Whilst the risk of COVID19 infection to the general public, and hence pwMS, is very low I would not recommend changing your DMT or avoiding starting any planned infusions. I would, however, recommend that if you are immunosuppressive to be extra-vigilant about hygiene (handwashing, etc.) and to avoid travelling to high-risk areas. If you are travelling through high-risk areas, for example, China, Hong Kong or Singapore you need to be more vigilant.
I am also getting asked for advice about face masks. The evidence that cheap surgical masks work for coronaviruses is limited. Coronaviruses are spread in a different way to the flu virus. Coronaviruses are not aerosolized in the same way as the flu virus and hence are not breathed in, but are rather spread by droplets. These stick to surfaces and hence the need to wash your hands. So masks are likely to work both ways for coronavirus, where they are not very effective for flu. One thing masks do is they make you wearer change your behaviour in other ways.

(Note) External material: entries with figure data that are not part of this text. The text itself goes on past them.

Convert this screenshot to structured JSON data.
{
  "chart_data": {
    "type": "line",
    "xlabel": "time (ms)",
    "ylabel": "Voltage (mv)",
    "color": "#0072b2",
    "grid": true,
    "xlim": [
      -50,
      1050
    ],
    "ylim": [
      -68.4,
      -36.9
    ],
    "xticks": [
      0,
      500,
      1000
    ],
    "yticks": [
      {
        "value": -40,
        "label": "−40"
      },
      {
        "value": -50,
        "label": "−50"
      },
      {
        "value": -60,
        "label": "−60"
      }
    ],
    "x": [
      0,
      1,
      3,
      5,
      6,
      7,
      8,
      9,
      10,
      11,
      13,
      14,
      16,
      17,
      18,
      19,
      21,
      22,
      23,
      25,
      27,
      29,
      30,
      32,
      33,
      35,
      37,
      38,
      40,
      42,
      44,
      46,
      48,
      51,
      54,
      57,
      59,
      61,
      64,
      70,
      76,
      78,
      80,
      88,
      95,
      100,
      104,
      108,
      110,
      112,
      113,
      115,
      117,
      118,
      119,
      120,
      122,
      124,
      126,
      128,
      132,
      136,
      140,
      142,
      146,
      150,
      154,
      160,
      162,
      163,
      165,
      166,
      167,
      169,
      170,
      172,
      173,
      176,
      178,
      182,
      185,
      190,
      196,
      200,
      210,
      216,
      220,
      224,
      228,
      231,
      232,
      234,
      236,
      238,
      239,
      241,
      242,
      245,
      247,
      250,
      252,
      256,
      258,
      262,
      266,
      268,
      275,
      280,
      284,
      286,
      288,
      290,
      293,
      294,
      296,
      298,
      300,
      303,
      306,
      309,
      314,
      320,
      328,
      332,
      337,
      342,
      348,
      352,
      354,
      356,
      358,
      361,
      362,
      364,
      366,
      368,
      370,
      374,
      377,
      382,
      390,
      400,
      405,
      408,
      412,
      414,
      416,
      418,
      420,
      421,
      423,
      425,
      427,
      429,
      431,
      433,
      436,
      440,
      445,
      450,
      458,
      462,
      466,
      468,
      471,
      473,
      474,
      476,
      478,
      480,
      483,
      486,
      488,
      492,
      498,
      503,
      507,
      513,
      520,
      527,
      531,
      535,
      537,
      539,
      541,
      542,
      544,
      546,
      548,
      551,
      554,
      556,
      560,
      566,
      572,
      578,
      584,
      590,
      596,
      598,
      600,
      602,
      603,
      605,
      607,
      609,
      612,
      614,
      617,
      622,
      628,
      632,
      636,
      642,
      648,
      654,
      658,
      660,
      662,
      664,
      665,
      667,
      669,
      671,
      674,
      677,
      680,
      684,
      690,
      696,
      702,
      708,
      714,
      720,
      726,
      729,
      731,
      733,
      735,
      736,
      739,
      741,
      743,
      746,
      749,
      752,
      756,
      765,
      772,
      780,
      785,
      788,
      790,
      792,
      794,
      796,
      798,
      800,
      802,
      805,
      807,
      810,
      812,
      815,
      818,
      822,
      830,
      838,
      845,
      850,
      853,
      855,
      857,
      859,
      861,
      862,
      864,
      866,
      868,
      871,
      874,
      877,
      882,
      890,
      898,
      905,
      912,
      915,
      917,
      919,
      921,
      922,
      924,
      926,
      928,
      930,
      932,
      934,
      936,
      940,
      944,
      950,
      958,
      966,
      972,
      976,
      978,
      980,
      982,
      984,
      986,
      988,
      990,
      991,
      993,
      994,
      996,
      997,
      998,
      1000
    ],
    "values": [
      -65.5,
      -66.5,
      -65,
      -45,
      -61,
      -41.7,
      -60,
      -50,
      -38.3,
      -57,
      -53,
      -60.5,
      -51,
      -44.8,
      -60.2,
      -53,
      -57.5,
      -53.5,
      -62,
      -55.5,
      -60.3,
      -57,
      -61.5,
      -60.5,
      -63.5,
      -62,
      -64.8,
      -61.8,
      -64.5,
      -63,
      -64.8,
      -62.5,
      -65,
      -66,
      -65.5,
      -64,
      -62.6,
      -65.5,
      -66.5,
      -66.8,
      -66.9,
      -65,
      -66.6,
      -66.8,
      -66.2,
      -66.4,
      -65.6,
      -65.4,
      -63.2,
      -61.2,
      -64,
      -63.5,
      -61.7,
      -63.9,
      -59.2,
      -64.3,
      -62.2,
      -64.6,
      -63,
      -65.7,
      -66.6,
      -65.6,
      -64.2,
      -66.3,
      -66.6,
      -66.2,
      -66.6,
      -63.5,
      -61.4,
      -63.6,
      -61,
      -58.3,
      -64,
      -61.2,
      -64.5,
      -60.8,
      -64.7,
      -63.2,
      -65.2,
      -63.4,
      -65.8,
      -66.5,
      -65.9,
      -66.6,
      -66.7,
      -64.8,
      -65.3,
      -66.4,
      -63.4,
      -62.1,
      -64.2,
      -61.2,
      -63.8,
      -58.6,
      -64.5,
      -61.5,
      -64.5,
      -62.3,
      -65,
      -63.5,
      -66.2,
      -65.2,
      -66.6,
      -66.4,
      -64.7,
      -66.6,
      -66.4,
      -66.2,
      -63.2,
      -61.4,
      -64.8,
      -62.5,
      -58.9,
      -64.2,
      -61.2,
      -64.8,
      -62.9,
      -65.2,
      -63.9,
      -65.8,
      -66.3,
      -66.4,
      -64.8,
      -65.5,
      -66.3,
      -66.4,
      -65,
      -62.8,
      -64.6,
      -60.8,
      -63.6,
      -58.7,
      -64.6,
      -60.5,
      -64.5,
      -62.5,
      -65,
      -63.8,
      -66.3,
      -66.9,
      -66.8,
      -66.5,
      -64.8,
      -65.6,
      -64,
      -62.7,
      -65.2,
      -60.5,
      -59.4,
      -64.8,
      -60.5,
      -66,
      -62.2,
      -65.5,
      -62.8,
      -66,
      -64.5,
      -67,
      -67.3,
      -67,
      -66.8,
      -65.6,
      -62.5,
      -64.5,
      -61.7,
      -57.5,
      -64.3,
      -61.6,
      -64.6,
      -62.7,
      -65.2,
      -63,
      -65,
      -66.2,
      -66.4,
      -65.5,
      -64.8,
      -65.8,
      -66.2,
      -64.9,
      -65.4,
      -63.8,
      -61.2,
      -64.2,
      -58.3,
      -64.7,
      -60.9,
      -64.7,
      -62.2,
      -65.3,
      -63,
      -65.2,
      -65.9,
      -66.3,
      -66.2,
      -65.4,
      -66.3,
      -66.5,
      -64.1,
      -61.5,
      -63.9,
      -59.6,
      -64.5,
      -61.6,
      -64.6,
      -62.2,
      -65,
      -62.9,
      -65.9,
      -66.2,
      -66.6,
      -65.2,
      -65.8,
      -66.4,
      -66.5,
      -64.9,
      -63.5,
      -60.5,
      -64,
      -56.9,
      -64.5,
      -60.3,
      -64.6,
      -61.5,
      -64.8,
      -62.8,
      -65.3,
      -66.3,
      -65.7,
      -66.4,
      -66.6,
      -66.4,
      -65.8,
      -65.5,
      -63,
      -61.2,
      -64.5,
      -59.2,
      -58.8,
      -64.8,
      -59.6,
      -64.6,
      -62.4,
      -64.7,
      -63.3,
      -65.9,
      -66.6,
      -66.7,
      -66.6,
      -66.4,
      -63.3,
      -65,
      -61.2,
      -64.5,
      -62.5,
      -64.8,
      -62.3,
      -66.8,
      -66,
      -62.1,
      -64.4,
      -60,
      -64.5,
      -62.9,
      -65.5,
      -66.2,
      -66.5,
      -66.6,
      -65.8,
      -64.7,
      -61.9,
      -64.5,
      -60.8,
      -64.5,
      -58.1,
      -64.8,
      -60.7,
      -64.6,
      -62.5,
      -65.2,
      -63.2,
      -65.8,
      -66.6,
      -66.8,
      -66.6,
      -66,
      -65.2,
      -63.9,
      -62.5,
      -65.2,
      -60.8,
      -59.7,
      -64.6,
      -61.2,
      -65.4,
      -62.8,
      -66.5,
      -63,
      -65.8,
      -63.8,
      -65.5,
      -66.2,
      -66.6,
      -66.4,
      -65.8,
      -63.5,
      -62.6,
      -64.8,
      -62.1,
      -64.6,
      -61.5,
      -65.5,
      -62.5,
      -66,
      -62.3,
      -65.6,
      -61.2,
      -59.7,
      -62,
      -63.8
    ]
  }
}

If you are travelling to a high-risk area and are going to use a face mask can I suggest using a good quality one, i.e. an FFP3 mask that filters out small particulate matter? These work for larger organisms such as TB and may help reduce transmission of COVID19. It is important that you have the masks fitted and you know how to use them properly. Within the NHS the latter is typically done by a healthcare professional with the necessary training on how to assess adequate mask fitting and usage.
What did I recommend for my patient above?
As there was no way he was going to be treated with ocrelizumab I ended-up recommending teriflunomide. The advantage of teriflunomide is that it is not immunosuppressive and has pan anti-viral activity against many viruses.
Clearly the advice given above applies to pwMS living in the UK. In COVID19 hotspots, e.g. China, it may be safer to delay treatment with immunosuppressive therapies until the epidemic has passed and there is herd immunity to protect you. In addition, a COVID19 vaccine may become available within the next 6-12 months. Therefore, it may be worthwhile initially choosing an immunomodulatory DMT that won’t interfere with future vaccine responses.
P.S. (27-Feb-2020): Please be aware that the advice above may be time-limited. Once the coronavirus becomes established in the community and person-to-person spread becomes more common and the source of infection can’t be traced, which is happening in China and Italy at the moment, then the public health advice may change. In this situation reverse quarantine may be necessary, i.e. to ask high-risk individuals to self-isolate themselves so as not expose themselves to the virus. At the moment this is not necessary in the UK as all the cases have been linked to a clearly identifiable source.